We went to a is a visitor's center in Wyoming (the National Historic Trail Interpretive Center, in Casper) that was really cool! They devoted the museum to four different groups of travelers: The Oregon Trail, the California Gold Rush Trail, the Pony Express, and the Mormon Trail!


Here you could climb into a covered wagon with a movie screen in front. While they play the movie, the wagon bumps up and down and makes you feel like you were fording a river.


Same thing, but with a stage coach.



Here, you pull the wagon on sort of a treadmill and the chart on the left will tell you if you are pulling too hard (you'll exhaust yourself before the end of the journey), not hard enough (you won't get there before supplies run out), or just right. And that's me trying to smile while I pull with all my strength to even come close to that middle ground.



There was a pretty sad display here. Behind this snowy handcart, there is a movie about Heber McBride from the Martin Handcart Company. He was a 13 year old who found his father frozen by the side of a wagon. This set the tone for the next day, which almost exclusively dealt with the tragedy of the Martin Handcart Company. I'd been waiting for this day, because I have ancestors that survived the ordeal.
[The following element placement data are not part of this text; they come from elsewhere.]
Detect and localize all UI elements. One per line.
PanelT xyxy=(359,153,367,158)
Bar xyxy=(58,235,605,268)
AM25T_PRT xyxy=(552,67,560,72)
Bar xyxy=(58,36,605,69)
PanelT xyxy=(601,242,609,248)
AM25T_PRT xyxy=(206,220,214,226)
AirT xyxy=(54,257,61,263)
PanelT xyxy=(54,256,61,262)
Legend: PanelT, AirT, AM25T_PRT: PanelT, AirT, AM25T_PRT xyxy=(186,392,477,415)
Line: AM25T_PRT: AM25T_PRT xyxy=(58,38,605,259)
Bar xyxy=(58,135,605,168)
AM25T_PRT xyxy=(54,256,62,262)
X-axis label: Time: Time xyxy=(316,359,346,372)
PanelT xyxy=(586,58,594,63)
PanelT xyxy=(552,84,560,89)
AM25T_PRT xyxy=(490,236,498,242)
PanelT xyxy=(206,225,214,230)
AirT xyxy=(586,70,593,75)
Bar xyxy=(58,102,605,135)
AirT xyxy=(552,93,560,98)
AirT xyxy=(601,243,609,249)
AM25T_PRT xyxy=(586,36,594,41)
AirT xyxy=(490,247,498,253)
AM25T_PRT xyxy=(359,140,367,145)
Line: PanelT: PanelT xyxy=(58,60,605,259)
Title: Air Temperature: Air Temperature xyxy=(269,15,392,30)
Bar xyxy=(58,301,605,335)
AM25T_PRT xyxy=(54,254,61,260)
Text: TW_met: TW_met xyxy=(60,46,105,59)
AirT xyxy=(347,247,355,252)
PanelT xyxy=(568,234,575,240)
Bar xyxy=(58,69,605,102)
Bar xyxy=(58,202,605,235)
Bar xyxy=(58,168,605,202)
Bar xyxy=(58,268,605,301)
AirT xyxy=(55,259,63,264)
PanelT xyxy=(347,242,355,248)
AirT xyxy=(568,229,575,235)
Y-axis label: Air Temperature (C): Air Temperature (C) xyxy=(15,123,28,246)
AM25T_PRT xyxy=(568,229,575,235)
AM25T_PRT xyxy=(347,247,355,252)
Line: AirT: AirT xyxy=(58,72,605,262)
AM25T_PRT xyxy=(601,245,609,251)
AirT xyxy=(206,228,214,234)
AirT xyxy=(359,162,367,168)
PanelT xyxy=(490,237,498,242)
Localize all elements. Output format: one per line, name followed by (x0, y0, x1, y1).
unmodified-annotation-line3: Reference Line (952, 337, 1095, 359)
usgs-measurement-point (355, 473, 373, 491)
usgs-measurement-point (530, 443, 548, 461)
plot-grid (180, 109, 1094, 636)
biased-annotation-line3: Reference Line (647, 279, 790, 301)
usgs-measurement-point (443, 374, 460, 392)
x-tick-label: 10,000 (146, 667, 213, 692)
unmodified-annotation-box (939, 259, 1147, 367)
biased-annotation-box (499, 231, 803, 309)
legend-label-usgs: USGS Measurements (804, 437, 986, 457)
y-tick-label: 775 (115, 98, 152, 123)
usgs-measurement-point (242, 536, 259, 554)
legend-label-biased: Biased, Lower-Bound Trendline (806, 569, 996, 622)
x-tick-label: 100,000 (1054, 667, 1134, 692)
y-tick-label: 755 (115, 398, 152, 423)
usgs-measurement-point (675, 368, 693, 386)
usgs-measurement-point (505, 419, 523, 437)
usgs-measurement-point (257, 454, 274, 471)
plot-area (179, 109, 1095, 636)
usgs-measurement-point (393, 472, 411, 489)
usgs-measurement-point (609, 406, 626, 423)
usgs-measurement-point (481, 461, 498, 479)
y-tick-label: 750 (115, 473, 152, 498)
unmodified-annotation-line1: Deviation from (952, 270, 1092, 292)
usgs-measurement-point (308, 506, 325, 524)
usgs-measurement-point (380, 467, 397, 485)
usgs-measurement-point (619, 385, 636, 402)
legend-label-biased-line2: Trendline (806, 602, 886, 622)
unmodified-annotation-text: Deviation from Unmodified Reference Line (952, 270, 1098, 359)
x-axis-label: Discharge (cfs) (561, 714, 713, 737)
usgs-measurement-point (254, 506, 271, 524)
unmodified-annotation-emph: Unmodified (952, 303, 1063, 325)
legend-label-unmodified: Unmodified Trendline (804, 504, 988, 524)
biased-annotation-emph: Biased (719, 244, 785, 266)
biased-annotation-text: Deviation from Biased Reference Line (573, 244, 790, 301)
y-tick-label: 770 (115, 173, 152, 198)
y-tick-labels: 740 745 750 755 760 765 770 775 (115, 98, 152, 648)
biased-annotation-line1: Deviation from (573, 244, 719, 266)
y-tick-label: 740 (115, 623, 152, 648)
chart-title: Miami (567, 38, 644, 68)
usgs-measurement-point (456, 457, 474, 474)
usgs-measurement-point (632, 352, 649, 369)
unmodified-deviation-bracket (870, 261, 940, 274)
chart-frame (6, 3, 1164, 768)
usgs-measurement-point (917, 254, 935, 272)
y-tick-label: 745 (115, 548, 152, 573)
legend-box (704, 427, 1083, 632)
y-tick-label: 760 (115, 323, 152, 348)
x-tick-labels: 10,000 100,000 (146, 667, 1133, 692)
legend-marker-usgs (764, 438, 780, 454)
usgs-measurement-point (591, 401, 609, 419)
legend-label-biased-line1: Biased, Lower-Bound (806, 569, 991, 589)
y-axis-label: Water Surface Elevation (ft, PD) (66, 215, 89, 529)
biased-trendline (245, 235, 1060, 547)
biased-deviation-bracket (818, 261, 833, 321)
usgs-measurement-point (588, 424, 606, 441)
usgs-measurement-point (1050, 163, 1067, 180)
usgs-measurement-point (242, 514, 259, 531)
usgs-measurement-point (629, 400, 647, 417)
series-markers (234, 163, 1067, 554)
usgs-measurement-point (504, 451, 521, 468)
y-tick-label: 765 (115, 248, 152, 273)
And since I already have Heber's journal typed up for a fireside Marty and I did recently, I just included a portion of his journal entry about that night:


“Father was very bad and could hardly sit up in the tent. . . . I managed to get Father in one of the wagons. That was the last we ever saw of him alive. . . .


"[That evening] the snow was getting very deep and my sister and me had to pitch our tent and get some wood, but there were plenty of dry willows. After we had made mother as comfortable as possible, we went to find father, but the wind was blowing the snow so hard we could not see anything. . . . We did not find father that night.


"The next morning the snow was about eighteen inches deep and awful cold. While my sister was preparing our little bite of breakfast I went to look for father, and found him under the wagon with snow all over him and he was stiff and dead. I felt as though my heart would burst as I sat down beside him in the snow and took his hand in mine and cried, 'Oh, Father, Father.'


"There we were, away from everything, away out on the plains with hardly anything to eat or wear, and father dead and mother sick; a widow with five children and hardly able to live from day to day. After I had my cry out I went back to the tent and told mother and the children. To try to write my feelings is out of the question.


"We were not the only family called upon to mourn the loss of a father that morning, for there were thirteen men dead in camp.”